Ocean Spray completed expansion of the Wisconsin Rapids processing plant in September 2008. The addition doubles the facility size to 440000 sqft, making it the world's largest cranberry processing facility. With the addition, the plant will produce Craisins, in addition to currently produced juice concentrates.

By the end of 2008, Ocean Spray had established new markets overseas. Australia, Britain, Canada, and Germany were among the most successful markets. Sales in Japan accounted for about five percent of its overseas sales.

Starting in 2003, Ocean Spray had increased production of craisins. However, the surplus of cranberry juice concentrate soon hurt the market.
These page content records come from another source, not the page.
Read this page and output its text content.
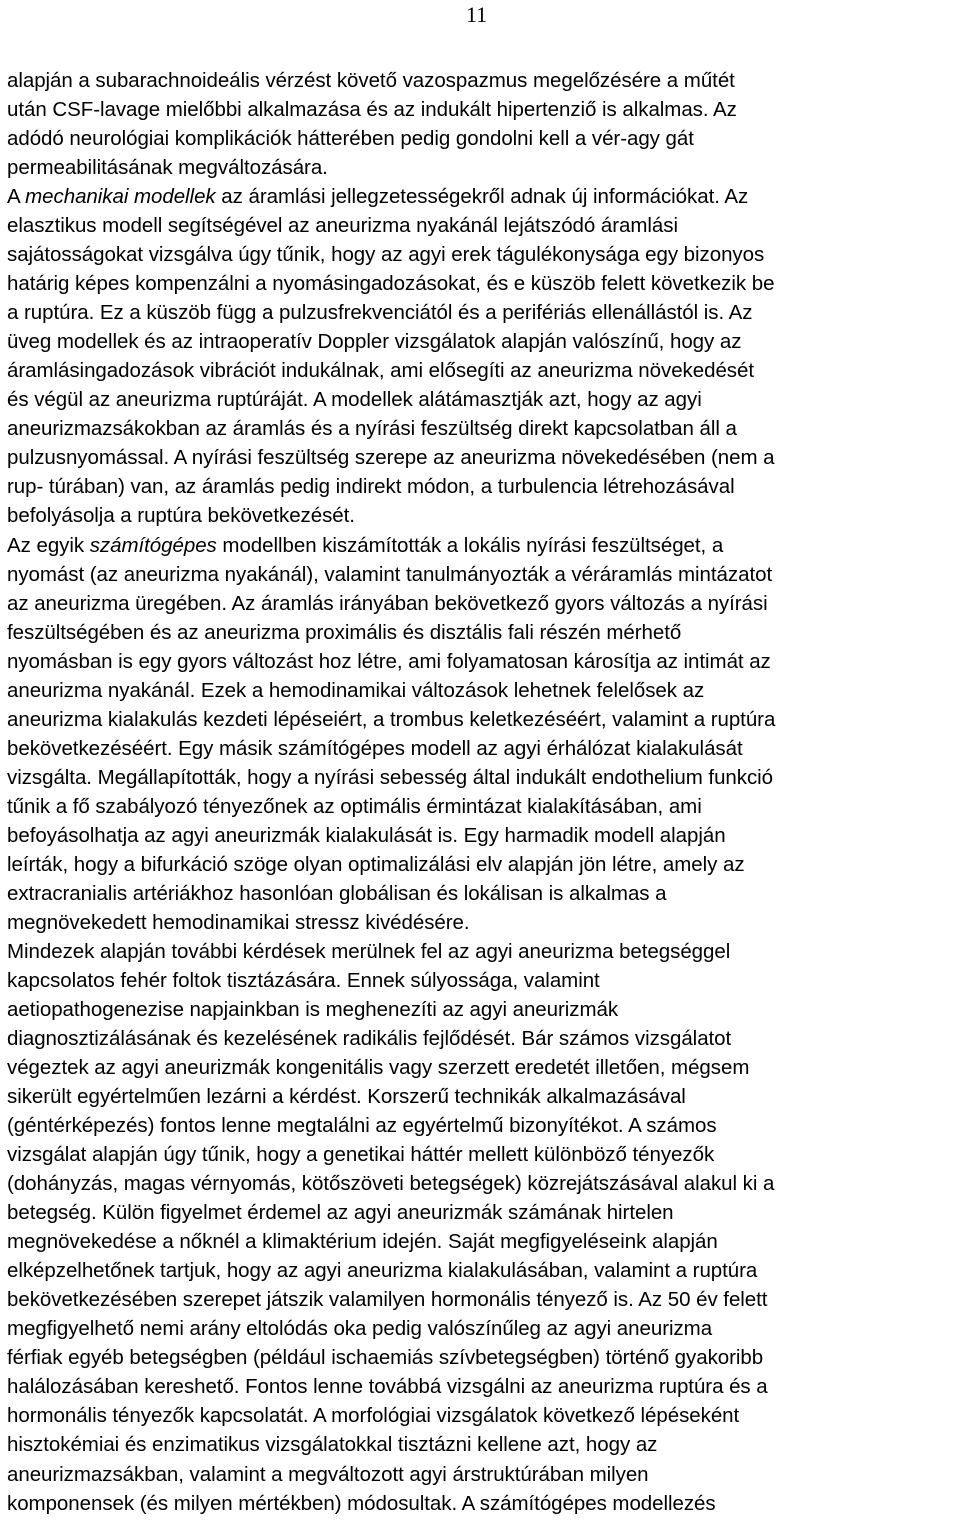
11
alapján a subarachnoideális vérzést követő vazospazmus megelőzésére a műtét
után CSF-lavage mielőbbi alkalmazása és az indukált hipertenziő is alkalmas. Az
adódó neurológiai komplikációk hátterében pedig gondolni kell a vér-agy gát
permeabilitásának megváltozására.
A mechanikai modellek az áramlási jellegzetességekről adnak új információkat. Az
elasztikus modell segítségével az aneurizma nyakánál lejátszódó áramlási
sajátosságokat vizsgálva úgy tűnik, hogy az agyi erek tágulékonysága egy bizonyos
határig képes kompenzálni a nyomásingadozásokat, és e küszöb felett következik be
a ruptúra. Ez a küszöb függ a pulzusfrekvenciától és a perifériás ellenállástól is. Az
üveg modellek és az intraoperatív Doppler vizsgálatok alapján valószínű, hogy az
áramlásingadozások vibrációt indukálnak, ami elősegíti az aneurizma növekedését
és végül az aneurizma ruptúráját. A modellek alátámasztják azt, hogy az agyi
aneurizmazsákokban az áramlás és a nyírási feszültség direkt kapcsolatban áll a
pulzusnyomással. A nyírási feszültség szerepe az aneurizma növekedésében (nem a
rup- túrában) van, az áramlás pedig indirekt módon, a turbulencia létrehozásával
befolyásolja a ruptúra bekövetkezését.
Az egyik számítógépes modellben kiszámították a lokális nyírási feszültséget, a
nyomást (az aneurizma nyakánál), valamint tanulmányozták a véráramlás mintázatot
az aneurizma üregében. Az áramlás irányában bekövetkező gyors változás a nyírási
feszültségében és az aneurizma proximális és disztális fali részén mérhető
nyomásban is egy gyors változást hoz létre, ami folyamatosan károsítja az intimát az
aneurizma nyakánál. Ezek a hemodinamikai változások lehetnek felelősek az
aneurizma kialakulás kezdeti lépéseiért, a trombus keletkezéséért, valamint a ruptúra
bekövetkezéséért. Egy másik számítógépes modell az agyi érhálózat kialakulását
vizsgálta. Megállapították, hogy a nyírási sebesség által indukált endothelium funkció
tűnik a fő szabályozó tényezőnek az optimális érmintázat kialakításában, ami
befoyásolhatja az agyi aneurizmák kialakulását is. Egy harmadik modell alapján
leírták, hogy a bifurkáció szöge olyan optimalizálási elv alapján jön létre, amely az
extracranialis artériákhoz hasonlóan globálisan és lokálisan is alkalmas a
megnövekedett hemodinamikai stressz kivédésére.
Mindezek alapján további kérdések merülnek fel az agyi aneurizma betegséggel
kapcsolatos fehér foltok tisztázására. Ennek súlyossága, valamint
aetiopathogenezise napjainkban is meghenezíti az agyi aneurizmák
diagnosztizálásának és kezelésének radikális fejlődését. Bár számos vizsgálatot
végeztek az agyi aneurizmák kongenitális vagy szerzett eredetét illetően, mégsem
sikerült egyértelműen lezárni a kérdést. Korszerű technikák alkalmazásával
(géntérképezés) fontos lenne megtalálni az egyértelmű bizonyítékot. A számos
vizsgálat alapján úgy tűnik, hogy a genetikai háttér mellett különböző tényezők
(dohányzás, magas vérnyomás, kötőszöveti betegségek) közrejátszásával alakul ki a
betegség. Külön figyelmet érdemel az agyi aneurizmák számának hirtelen
megnövekedése a nőknél a klimaktérium idején. Saját megfigyeléseink alapján
elképzelhetőnek tartjuk, hogy az agyi aneurizma kialakulásában, valamint a ruptúra
bekövetkezésében szerepet játszik valamilyen hormonális tényező is. Az 50 év felett
megfigyelhető nemi arány eltolódás oka pedig valószínűleg az agyi aneurizma
férfiak egyéb betegségben (például ischaemiás szívbetegségben) történő gyakoribb
halálozásában kereshető. Fontos lenne továbbá vizsgálni az aneurizma ruptúra és a
hormonális tényezők kapcsolatát. A morfológiai vizsgálatok következő lépéseként
hisztokémiai és enzimatikus vizsgálatokkal tisztázni kellene azt, hogy az
aneurizmazsákban, valamint a megváltozott agyi árstruktúrában milyen
komponensek (és milyen mértékben) módosultak. A számítógépes modellezés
To alleviate the surplus, the company began auctioning off the excess inventory in 2009. The low prices on these auctions set a base price for the market, resulting in independent growers filing a class-action lawsuit accusing them of price fixing.

In the 2000s, the co-op set up cranberry bog displays in Las Vegas and Rockefeller Center in Manhattan. In 2010, it made a deal with Disney to set up a similar exhibit at Epcot. In 2014, Ocean Spray partnered with PepsiCo International to manufacture and distribute cranberry drinks in Latin America.

In 2011, Ocean Spray announced it would close its bottling plant in Bordentown, New Jersey in favor of a new facility in Pennsylvania's Lehigh Valley. The plant ultimately closed in 2014 after 71 years of operation. That same year, a new 300,000-square-foot facility opened in Upper Macungie Township, which would handle about 40% of the company's North American volume of juice products.

Throughout 2012, Ocean Spray contributed $387,100 to a $46 million political campaign known as "The Coalition Against The Costly Food Labeling Proposition, sponsored by Farmers and Food Producers". This organization was set up to oppose a California citizen's initiative, known as 2012 California Proposition 37, demanding mandatory labeling of foods containing genetically modified ingredients.

By 2012, another glut of cranberries had formed. In order to find demand for their supply, Ocean Spray began pushing into China. The burgeoning Chinese market was hurt in 2018 when the United States' trade war with China resulted in 15% reciprocal tariffs on US goods, including dried cranberries.

In 2019, Ocean Spray launched Lighthouse Innovation Incubator to develop new health and wellness products that the cooperative can market. The incubator has developed herbal tonics, a CBD sparkling water line, an edible gummy supplement, and water enhancers for dogs.

In January 2020, Ocean Spray settled a class-action lawsuit that claimed its products were misleading in advertising that they do not contain artificial flavors, since they contain malic acid and/or fumaric acid. The company agreed to pay $5.4 million dollars to claimants.

In February 2020, Ocean Spray dismissed its president and CEO, Bobby Chacko, for violating the company's harassment policy. In April, the company's cranberries were verified as 100% sustainable.